The first retrospective in 30 years on American maverick Donald Judd’s minimalist sculpture, architecture and furniture
Published to accompany the first US retrospective exhibition of Donald Judd’s sculpture in more than 30 years, Judd explores the work of a landmark artist who, over the course of his career, developed a material and formal vocabulary that transformed the field of modern sculpture.
Donald Judd was among a generation of artists in the 1960s who sought to entirely do away with illusion, narrative and metaphorical content. He turned to three dimensions as well as industrial working methods and materials in order to investigate “real space,” by his definition. Judd surveys the evolution of the artist’s work, beginning with his paintings, reliefs and handmade objects from the early 1960s; through the years in which he built an iconic vocabulary of works in three dimensions, including hollow boxes, stacks and progressions made with metals and plastics by commercial fabricators; and continuing through his extensive engagement with color during the last decade of his life.
This richly illustrated catalog takes a close look at Judd’s achievements, and, using newly available archival materials at the Judd Foundation and elsewhere, expands scholarly perspectives on his work. The essays address subjects such as his early beginnings in painting, the fabrication of his sculptures, his site-specific pieces and his work in design and architecture.

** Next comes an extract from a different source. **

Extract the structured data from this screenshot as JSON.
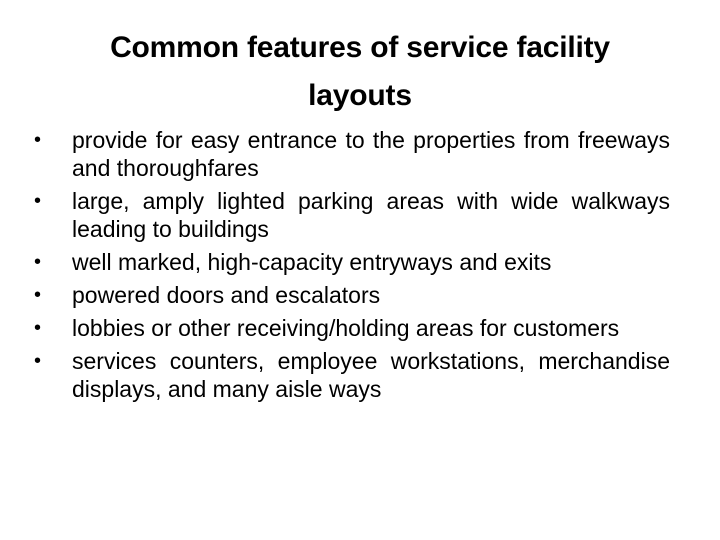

Donald Judd (1928–94) began his professional career working as a painter while studying art history and writing art criticism. One of the foremost sculptors of our time, Judd refused this designation and other attempts to label his art: his revolutionary approach to form, materials, working methods and display went beyond the set of existing terms in midcentury New York. His work, in turn, changed the language of modern sculpture.